About Beyond Intervention Research
Abbott surveyed 1,432 physicians, health system administrators and patients from December 2019 through January 2020 to understand the effect of advancements in cardiovascular technology on patient care. Respondents to the online survey represent nine countries: The United States, United Kingdom, China, Japan, France, Germany, India, Italy and Brazil.
The Beyond Intervention market research uncovers the improved patient outcomes that can be achieved through technological innovation and improved data insights across a patient’s care journey.

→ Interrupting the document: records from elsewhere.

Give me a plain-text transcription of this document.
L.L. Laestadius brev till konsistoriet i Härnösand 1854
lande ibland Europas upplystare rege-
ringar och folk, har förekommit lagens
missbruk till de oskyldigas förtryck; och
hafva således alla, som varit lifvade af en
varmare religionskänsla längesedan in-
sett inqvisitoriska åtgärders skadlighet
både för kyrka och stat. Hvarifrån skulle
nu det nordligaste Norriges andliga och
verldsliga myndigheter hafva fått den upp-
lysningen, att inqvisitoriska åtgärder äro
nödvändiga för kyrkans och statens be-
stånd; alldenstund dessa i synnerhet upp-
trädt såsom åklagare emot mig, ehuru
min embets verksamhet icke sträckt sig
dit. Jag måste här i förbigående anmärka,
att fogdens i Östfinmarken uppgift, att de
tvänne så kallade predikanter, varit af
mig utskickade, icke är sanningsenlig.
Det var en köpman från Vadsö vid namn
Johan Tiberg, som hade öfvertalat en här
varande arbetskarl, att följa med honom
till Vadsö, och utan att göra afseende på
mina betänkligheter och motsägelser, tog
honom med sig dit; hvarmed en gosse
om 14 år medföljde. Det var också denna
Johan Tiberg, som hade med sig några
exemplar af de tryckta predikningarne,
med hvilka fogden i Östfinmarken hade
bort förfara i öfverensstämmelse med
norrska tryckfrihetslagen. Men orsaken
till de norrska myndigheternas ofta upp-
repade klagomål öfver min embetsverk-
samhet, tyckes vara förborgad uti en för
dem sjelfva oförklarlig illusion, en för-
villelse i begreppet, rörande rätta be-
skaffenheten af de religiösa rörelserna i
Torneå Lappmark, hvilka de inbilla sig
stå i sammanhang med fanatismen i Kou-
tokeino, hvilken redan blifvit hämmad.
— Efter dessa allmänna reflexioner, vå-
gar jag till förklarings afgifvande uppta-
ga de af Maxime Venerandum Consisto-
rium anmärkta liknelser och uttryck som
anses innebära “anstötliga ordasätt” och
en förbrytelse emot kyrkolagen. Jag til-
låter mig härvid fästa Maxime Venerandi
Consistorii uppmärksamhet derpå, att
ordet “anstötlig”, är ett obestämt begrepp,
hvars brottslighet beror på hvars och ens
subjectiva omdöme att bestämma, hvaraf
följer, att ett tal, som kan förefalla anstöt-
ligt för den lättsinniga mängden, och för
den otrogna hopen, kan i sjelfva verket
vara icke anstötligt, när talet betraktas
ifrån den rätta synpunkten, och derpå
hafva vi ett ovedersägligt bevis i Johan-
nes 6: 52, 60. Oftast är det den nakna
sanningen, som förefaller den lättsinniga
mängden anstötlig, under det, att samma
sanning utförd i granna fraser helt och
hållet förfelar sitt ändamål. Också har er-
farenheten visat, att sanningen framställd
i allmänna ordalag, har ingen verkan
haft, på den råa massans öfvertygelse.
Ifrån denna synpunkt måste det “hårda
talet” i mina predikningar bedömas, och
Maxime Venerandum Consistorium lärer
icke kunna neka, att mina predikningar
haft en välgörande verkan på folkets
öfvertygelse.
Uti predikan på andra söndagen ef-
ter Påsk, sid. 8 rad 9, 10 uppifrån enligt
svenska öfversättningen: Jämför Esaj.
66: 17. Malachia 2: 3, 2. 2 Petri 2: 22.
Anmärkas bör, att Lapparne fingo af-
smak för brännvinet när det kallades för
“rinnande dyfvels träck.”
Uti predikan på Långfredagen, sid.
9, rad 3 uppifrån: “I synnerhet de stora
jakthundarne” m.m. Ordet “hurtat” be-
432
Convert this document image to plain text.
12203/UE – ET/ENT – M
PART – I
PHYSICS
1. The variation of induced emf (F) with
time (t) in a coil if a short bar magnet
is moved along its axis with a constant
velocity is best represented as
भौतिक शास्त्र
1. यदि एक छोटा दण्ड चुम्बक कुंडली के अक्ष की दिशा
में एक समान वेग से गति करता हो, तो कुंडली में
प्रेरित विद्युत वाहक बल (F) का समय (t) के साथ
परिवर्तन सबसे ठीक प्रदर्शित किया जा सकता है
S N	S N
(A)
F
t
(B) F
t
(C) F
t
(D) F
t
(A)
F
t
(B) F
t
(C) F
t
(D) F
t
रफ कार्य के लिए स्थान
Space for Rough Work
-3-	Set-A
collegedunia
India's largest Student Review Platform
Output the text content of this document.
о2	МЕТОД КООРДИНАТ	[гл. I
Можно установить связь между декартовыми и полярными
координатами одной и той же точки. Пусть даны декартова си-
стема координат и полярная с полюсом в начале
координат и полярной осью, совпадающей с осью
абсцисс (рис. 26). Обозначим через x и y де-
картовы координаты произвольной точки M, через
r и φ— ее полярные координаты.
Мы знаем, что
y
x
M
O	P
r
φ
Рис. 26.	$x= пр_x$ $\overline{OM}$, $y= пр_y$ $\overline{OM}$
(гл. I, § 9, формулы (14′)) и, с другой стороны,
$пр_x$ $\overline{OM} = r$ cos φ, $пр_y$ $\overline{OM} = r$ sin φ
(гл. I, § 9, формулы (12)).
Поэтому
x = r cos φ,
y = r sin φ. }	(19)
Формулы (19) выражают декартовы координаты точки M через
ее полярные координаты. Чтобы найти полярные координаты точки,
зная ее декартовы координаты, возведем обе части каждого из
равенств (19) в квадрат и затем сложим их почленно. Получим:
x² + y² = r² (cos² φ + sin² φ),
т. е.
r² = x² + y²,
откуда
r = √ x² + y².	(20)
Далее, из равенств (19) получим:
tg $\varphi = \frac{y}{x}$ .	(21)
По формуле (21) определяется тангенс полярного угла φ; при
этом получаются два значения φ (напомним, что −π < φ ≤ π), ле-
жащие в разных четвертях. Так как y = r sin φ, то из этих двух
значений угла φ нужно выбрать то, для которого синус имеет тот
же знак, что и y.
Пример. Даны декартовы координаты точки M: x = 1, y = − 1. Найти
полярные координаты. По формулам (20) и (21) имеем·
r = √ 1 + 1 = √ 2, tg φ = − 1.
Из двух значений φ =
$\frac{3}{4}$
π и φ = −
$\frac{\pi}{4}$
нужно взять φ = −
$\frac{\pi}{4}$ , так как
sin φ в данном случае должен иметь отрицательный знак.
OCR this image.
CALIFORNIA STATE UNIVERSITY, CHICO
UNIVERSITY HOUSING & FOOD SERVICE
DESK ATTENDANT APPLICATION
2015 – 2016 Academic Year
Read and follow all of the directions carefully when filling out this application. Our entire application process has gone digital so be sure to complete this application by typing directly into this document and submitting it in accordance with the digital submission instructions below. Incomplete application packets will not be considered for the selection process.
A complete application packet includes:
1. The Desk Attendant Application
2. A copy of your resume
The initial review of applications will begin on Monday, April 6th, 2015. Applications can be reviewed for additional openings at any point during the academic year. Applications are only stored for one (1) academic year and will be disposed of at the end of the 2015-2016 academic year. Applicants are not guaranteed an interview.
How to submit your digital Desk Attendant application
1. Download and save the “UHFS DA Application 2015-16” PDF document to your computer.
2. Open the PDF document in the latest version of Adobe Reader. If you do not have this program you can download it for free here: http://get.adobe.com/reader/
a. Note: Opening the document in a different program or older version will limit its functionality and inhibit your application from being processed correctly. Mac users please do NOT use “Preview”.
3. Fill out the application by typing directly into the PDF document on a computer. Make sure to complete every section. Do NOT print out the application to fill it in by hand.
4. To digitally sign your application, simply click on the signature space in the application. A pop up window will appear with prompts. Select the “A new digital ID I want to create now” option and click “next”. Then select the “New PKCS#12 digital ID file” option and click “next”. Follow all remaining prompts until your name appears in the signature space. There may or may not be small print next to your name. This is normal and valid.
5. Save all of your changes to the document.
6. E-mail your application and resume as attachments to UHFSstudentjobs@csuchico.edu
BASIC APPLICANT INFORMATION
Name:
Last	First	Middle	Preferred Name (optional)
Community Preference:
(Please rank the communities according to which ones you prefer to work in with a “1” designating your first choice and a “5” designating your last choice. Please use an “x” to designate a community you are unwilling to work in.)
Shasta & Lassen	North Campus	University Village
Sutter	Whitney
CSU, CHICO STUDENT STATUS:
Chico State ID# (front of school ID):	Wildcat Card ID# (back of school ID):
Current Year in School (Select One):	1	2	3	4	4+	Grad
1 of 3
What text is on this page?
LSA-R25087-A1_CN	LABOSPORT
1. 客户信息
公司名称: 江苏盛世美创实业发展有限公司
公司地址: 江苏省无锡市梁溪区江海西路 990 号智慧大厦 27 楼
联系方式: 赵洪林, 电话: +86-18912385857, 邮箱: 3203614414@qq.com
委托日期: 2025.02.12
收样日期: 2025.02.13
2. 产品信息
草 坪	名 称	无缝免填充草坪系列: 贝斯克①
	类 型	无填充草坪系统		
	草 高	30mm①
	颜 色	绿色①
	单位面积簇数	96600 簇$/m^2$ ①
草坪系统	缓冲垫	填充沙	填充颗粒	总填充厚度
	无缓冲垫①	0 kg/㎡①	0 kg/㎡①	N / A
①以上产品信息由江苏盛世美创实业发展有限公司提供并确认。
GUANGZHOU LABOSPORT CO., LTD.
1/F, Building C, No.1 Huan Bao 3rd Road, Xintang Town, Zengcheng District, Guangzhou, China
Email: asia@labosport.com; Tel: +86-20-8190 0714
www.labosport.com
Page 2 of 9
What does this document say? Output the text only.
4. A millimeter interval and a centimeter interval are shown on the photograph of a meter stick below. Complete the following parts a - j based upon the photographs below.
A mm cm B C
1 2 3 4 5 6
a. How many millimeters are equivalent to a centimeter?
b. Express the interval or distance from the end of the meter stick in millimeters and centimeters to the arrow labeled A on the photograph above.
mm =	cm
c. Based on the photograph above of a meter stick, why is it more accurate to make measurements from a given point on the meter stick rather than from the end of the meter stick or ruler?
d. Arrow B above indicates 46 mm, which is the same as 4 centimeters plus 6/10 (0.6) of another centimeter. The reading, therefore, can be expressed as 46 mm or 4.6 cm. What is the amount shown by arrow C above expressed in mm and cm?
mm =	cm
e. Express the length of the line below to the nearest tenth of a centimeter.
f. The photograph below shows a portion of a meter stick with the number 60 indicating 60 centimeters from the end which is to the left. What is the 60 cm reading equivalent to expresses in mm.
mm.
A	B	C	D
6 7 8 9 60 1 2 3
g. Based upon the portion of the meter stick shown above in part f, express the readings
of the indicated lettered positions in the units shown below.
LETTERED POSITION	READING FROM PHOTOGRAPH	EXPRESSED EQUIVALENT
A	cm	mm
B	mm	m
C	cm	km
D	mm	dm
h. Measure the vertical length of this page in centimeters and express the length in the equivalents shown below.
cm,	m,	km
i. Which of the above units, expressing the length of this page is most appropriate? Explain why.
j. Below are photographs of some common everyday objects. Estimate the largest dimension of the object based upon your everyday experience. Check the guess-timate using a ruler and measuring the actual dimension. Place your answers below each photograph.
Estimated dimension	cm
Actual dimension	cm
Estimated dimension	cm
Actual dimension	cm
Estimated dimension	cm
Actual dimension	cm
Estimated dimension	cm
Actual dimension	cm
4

Data-driven decision making and collaboration between physicians, administrators and patients will improve overall patient treatment plans – from understanding risk factors and comorbidities to providing precise diagnoses to making the right treatment decisions that greatly improve wellness and quality of life.
Abbott is a global healthcare leader that helps people live more fully at all stages of life. Our portfolio of life-changing technologies spans the spectrum of healthcare, with leading businesses and products in diagnostics, medical devices, nutritionals and branded generic medicines. Our 107,000 colleagues serve people in more than 160 countries. In India, Abbott was established in 1910, and is one of the country’s oldest and most admired healthcare companies. With over 12,000 employees in the country, Abbott in India is helping to meet the healthcare needs of consumers, patients and doctors throughout urban and rural India.